Die Universität Duisburg-Essen (UDE) hat eine Initiative gestartet, die Postdoktorand*innen in ihrer wissenschaftlichen Karriere unterstützen soll. Heute, am 14. Februar 2026, wurde bekannt gegeben, dass die Universität bis zu 30.000 Euro an Anschubfinanzierung bereitstellt, um herausragenden Postdocs die Möglichkeit zu geben, eigene Drittmittelanträge zu formulieren. Diese Anschubfinanzierung wird zweimal jährlich vergeben und gibt den Wissenschaftler*innen die Gelegenheit, vorbereitende Arbeiten für innovative Forschungsprojekte durchzuführen.

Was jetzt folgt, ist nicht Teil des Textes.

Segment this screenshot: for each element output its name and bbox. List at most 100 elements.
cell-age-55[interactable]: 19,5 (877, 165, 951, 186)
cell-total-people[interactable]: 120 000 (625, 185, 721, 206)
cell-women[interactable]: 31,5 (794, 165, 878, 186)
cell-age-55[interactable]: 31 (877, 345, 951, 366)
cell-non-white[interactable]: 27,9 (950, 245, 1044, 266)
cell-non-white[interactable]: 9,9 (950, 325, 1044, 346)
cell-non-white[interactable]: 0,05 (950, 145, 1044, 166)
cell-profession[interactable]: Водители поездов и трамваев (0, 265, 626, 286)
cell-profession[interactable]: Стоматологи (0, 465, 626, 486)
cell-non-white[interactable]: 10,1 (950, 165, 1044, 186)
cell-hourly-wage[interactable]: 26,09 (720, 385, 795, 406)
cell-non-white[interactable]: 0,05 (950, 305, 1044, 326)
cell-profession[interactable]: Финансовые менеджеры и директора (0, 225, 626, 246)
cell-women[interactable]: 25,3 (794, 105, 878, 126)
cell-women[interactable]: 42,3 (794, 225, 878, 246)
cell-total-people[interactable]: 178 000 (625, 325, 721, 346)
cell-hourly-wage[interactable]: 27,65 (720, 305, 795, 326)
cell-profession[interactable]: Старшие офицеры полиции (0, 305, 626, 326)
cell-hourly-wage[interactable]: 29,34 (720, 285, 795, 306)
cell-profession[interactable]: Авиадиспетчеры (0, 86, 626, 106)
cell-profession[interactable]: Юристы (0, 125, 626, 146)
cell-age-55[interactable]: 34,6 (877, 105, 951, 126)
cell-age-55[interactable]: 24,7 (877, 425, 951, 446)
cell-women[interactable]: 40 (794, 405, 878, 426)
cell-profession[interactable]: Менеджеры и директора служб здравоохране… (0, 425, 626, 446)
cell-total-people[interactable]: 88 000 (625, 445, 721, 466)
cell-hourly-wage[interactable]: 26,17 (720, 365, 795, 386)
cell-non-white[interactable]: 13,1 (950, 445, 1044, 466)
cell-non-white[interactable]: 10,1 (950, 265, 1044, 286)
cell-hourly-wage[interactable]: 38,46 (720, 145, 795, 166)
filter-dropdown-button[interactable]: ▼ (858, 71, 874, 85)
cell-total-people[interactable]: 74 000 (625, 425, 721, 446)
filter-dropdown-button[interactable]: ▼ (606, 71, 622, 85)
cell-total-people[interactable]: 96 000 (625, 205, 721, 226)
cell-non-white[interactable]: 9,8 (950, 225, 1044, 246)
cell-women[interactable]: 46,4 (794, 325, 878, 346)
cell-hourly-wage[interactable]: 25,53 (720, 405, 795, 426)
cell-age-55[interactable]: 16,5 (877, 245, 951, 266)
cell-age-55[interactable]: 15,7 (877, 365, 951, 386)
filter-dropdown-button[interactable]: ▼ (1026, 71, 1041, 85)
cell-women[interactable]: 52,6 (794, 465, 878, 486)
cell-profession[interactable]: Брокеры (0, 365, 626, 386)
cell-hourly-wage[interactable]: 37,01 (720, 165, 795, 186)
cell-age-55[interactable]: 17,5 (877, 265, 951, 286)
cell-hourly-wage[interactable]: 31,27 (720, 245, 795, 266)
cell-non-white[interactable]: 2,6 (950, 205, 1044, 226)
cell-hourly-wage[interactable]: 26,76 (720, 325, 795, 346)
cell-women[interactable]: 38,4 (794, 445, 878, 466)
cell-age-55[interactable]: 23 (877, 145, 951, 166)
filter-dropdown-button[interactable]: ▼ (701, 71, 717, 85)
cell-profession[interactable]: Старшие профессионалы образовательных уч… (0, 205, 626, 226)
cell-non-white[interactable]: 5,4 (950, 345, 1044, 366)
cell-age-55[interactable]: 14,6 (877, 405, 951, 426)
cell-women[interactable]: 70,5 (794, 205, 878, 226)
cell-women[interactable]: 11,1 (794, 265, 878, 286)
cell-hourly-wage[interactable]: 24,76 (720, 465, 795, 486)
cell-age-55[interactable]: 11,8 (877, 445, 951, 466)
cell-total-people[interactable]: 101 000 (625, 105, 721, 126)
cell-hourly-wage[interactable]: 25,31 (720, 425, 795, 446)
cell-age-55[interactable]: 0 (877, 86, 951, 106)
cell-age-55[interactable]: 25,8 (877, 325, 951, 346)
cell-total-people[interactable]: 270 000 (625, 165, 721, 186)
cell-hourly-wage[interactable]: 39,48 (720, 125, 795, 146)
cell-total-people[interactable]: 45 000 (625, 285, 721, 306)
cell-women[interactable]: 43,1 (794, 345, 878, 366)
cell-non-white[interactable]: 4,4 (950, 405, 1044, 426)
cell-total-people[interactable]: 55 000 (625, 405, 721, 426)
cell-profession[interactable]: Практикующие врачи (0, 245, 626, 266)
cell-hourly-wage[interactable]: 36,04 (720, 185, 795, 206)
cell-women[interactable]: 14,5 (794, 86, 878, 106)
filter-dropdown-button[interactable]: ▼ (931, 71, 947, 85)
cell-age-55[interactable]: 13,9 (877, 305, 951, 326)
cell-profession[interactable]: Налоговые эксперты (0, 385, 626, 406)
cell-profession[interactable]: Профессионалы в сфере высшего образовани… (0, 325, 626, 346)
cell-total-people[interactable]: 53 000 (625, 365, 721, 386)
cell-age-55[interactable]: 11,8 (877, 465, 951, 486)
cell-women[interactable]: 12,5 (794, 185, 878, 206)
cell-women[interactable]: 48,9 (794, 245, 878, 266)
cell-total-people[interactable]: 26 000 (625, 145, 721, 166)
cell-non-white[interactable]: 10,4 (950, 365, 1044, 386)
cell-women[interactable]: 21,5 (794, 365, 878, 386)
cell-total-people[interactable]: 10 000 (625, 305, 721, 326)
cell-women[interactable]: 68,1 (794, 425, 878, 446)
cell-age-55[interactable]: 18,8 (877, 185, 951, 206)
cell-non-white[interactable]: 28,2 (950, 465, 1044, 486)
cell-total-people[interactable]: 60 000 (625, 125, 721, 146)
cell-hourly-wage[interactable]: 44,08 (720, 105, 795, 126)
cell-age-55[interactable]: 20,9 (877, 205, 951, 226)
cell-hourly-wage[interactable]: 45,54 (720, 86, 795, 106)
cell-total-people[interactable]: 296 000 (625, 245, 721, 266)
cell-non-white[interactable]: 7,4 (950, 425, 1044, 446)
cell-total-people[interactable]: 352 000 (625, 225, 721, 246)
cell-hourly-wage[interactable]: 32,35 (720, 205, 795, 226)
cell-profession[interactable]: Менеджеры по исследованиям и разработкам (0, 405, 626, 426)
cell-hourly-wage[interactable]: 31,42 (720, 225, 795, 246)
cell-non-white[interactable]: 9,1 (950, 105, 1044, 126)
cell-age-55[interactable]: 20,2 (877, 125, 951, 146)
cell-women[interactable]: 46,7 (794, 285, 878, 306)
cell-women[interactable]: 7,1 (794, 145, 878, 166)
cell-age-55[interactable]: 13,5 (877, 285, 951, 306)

Die von der UDE angebotene Finanzierung umfasst Personal-, Sach- und Reisekosten und soll insbesondere diejenigen unterstützen, deren Promotion nicht länger als fünf Jahre zurückliegt. Die Ausschreibung steht für alle Fachrichtungen offen, mit der Ausnahme der Fakultät für Medizin. Besonders hervorzuheben ist die Frist zur Einreichung von Anträgen, die bis zum 24. April läuft. Bei Fragen zur Antragsstellung können sich Interessierte an Simon Kresmann vom Graduate Center Plus wenden.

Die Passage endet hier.